“Tutti gli uomini sono per natura egualmente liberi ed indipendenti. Quest’eguaglianza e necessaria per costituire un governo libero. Bisogna che ognuno sia uguale all’altro nel diritto naturale.”Queste sono le parole che, un giorno, il signor Filippo Mazzei rivolse al suo vicino di casa, che, colpito da tanta profondità intellettuale e umana, decise di inserirle in un documento che fece la storia dell’epoca e che ancora oggi rimbomba nelle orecchie di ogni americano che si rispetti.
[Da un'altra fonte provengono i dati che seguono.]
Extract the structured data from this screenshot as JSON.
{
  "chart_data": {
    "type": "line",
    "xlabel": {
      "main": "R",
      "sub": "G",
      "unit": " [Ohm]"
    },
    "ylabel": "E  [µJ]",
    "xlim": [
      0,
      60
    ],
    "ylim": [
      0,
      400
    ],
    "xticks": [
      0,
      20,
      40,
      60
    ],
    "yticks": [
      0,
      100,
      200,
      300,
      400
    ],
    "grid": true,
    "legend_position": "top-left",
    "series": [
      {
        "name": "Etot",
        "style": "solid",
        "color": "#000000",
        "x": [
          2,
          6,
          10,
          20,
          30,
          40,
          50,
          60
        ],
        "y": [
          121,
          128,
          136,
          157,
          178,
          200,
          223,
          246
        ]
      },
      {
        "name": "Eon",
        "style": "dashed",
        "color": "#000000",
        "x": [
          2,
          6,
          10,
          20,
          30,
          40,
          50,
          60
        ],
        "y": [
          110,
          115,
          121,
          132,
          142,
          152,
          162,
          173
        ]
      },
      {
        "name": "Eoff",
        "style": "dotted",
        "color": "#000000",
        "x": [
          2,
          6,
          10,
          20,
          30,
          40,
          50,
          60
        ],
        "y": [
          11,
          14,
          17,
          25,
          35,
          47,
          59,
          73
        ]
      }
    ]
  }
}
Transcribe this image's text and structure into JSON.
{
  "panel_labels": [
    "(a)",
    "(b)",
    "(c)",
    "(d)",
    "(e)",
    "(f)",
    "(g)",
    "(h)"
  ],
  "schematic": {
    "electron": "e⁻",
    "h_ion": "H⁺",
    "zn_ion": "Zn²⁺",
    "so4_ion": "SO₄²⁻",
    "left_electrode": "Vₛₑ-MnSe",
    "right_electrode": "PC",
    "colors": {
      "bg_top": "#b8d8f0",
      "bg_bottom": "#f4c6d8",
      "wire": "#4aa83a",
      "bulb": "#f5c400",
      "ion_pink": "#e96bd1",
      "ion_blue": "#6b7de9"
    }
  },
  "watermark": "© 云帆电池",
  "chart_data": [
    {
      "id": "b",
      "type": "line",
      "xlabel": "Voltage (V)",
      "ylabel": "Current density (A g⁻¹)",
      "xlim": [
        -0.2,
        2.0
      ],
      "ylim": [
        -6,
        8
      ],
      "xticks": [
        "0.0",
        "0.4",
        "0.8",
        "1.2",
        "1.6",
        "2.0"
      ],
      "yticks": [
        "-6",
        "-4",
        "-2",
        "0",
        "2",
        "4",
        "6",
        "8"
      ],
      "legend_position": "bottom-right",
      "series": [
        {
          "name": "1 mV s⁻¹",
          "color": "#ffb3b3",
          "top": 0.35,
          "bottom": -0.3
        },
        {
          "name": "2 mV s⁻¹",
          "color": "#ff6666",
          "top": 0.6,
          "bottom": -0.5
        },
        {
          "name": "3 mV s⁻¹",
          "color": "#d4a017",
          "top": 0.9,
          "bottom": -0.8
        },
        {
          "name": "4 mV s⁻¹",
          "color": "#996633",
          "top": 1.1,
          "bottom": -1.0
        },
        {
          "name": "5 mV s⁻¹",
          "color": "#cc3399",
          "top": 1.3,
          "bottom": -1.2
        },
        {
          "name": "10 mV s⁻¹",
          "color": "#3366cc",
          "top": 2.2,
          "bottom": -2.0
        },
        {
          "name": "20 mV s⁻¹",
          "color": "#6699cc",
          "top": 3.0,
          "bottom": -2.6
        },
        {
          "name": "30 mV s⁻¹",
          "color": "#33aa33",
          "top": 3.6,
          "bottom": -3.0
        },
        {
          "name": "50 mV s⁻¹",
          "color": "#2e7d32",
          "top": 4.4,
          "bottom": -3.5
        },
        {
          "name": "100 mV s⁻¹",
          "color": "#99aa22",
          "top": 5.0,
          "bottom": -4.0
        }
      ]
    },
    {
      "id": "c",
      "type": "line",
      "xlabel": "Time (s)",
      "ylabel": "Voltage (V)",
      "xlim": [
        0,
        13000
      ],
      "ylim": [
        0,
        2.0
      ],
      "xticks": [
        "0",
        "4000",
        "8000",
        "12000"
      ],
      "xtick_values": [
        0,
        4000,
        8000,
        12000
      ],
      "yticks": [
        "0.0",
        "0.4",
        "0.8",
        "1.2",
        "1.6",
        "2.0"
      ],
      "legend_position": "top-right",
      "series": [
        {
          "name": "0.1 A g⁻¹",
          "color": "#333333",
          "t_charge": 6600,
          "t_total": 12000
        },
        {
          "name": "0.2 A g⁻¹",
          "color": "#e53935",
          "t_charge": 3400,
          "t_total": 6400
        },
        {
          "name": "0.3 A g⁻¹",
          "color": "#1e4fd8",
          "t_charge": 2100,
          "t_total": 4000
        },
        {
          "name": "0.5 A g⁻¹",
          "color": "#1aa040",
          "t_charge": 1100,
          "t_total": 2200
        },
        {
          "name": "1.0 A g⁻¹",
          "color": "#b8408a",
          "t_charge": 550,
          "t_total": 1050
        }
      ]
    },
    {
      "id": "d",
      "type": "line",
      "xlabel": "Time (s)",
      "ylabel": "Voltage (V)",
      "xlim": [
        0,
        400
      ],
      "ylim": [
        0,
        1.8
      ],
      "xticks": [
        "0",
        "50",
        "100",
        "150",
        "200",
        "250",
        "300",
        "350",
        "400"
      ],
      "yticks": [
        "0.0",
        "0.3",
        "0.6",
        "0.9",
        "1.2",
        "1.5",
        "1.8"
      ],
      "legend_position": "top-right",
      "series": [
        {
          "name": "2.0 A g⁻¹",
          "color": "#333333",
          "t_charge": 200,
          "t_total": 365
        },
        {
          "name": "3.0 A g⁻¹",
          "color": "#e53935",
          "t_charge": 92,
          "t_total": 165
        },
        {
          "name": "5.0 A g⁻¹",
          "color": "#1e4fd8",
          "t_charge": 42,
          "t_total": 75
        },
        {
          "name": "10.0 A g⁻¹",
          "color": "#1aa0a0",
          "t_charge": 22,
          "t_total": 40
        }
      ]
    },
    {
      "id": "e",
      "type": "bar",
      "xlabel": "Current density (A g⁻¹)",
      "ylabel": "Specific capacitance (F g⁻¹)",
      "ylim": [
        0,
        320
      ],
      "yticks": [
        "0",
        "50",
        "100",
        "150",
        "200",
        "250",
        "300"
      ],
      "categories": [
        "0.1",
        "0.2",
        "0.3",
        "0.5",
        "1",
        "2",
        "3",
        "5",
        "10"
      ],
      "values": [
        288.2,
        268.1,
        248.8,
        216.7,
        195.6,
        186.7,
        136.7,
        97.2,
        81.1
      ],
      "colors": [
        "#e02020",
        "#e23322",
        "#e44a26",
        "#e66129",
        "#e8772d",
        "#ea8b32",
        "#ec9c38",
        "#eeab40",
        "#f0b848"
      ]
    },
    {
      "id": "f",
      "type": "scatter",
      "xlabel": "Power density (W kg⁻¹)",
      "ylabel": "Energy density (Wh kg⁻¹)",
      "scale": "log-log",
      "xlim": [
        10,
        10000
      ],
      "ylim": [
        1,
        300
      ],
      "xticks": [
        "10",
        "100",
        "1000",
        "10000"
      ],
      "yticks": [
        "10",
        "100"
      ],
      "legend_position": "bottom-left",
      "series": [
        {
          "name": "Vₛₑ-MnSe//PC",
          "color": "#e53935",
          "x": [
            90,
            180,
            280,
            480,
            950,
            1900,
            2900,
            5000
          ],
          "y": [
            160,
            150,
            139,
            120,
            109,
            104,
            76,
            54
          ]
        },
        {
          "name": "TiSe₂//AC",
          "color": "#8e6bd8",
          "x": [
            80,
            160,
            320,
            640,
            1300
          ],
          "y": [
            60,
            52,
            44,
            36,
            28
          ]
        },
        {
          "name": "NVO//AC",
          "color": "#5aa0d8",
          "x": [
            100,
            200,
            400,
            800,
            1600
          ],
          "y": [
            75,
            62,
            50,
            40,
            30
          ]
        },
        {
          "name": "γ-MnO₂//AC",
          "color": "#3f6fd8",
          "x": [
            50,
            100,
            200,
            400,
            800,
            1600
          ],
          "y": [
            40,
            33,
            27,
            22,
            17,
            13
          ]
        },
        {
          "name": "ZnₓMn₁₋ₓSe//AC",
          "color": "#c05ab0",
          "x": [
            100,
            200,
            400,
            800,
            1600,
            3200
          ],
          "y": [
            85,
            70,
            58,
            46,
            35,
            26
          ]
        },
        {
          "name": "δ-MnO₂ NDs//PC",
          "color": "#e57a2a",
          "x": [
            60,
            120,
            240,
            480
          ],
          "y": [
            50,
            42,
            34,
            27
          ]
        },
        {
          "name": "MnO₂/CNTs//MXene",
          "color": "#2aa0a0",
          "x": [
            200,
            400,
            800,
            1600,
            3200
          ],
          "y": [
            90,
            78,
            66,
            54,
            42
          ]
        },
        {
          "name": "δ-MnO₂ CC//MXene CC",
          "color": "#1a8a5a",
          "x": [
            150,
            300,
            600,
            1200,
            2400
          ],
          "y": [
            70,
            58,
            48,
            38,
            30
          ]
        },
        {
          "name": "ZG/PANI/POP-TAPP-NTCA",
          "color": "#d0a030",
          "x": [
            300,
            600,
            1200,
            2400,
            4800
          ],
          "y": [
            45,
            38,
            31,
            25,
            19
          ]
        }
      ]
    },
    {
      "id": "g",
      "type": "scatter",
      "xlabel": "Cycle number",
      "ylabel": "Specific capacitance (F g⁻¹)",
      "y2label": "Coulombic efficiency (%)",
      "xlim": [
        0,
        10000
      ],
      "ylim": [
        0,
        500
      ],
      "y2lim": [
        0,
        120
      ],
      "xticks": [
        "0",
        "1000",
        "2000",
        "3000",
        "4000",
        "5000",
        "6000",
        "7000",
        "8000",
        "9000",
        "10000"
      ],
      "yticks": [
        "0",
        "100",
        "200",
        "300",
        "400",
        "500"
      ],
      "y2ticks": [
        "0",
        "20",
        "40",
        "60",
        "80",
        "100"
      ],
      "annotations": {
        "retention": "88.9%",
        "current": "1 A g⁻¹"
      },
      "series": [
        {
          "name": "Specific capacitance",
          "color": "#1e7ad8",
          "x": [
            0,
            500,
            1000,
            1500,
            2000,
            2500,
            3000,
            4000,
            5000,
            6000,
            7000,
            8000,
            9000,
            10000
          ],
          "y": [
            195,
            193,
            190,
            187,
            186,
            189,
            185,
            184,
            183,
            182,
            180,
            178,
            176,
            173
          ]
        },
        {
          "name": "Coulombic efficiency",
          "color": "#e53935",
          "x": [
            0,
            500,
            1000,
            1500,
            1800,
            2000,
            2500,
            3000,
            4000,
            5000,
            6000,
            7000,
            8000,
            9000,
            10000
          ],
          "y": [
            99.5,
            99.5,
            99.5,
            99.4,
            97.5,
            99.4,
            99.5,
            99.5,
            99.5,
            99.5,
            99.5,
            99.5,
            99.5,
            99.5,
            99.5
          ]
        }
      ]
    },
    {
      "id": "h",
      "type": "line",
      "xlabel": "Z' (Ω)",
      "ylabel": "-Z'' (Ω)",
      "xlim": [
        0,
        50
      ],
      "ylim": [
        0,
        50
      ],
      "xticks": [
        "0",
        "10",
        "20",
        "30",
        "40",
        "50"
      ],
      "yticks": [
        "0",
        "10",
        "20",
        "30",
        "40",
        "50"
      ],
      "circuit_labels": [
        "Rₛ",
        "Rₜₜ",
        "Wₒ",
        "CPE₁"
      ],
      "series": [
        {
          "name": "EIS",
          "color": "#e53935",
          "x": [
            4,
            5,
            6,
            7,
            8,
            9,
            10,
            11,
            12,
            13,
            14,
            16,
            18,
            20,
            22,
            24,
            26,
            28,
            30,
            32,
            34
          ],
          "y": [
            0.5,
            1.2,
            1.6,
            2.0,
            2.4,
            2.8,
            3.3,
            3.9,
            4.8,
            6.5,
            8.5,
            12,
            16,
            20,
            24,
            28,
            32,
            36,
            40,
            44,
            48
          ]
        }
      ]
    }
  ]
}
“…E noi riteniamo di per se stesse evidenti le seguenti verità. Che tutti gli uomini sono stati creati uguali e dotati dal Loro Creatore di certi Diritti inalienabili che tra questi sono la Vita, la Libertà e la ricerca della Felicità….”. Era il 4 luglio del 1776, e Thomas Jefferson terzo presidente degli Stati Uniti, insieme ad altri 55 firmatari, aveva appena emanato la dichiarazione di indipendenza degli Stati Uniti d’America. Filippo Mazzei nacque a Poggio a Caiano il giorno di Natale del 1730, studiò a Firenze e Pisa dopo e nel 1752 si stabilì a Livorno dove esercitò la professione di medico insieme al suo collega e amico Solinas.Dopo un paio di anni i due si trasferirono a Smirne in Turchia, dove, per qualche anno, Mazzei fece anche il chirurgo. Nel 1752 si trasferì a Londra per iniziare la carriera mercantile, soprattutto importando vino, ma non riuscendo nell’impresa, per sopravvivere si improvvisò professore di lingua italiana. Gli affari non dovettero andar bene, per cui si vide costretto a tornare in Italia, ma fu costretto ancora una volta scappare dal suo paese per non dover affrontare le conseguenze di una denuncia fatta al Tribunale dell’Inquisizione per “importazione di libri proibiti”. La sua mentalità era satura degli ideali illuministi ed era convinto della libertà di poter aderire a qualsiasi credo religioso, cosa non ancora accettata in Italia, ma già scontata in Inghilterra, dove dovette rifugiarsi ancora una volta. Qui, alternandosi tra le camere da letto ed i salotti che contavano, conobbe molti personaggi illustri come Thomas Jefferson e Benjamin Franklin con il quale strinse una grande amicizia e condivise l’idea di poter esportare nel nuovo continente prodotti tipici toscani e piante, tra cui l’ulivo e la vite.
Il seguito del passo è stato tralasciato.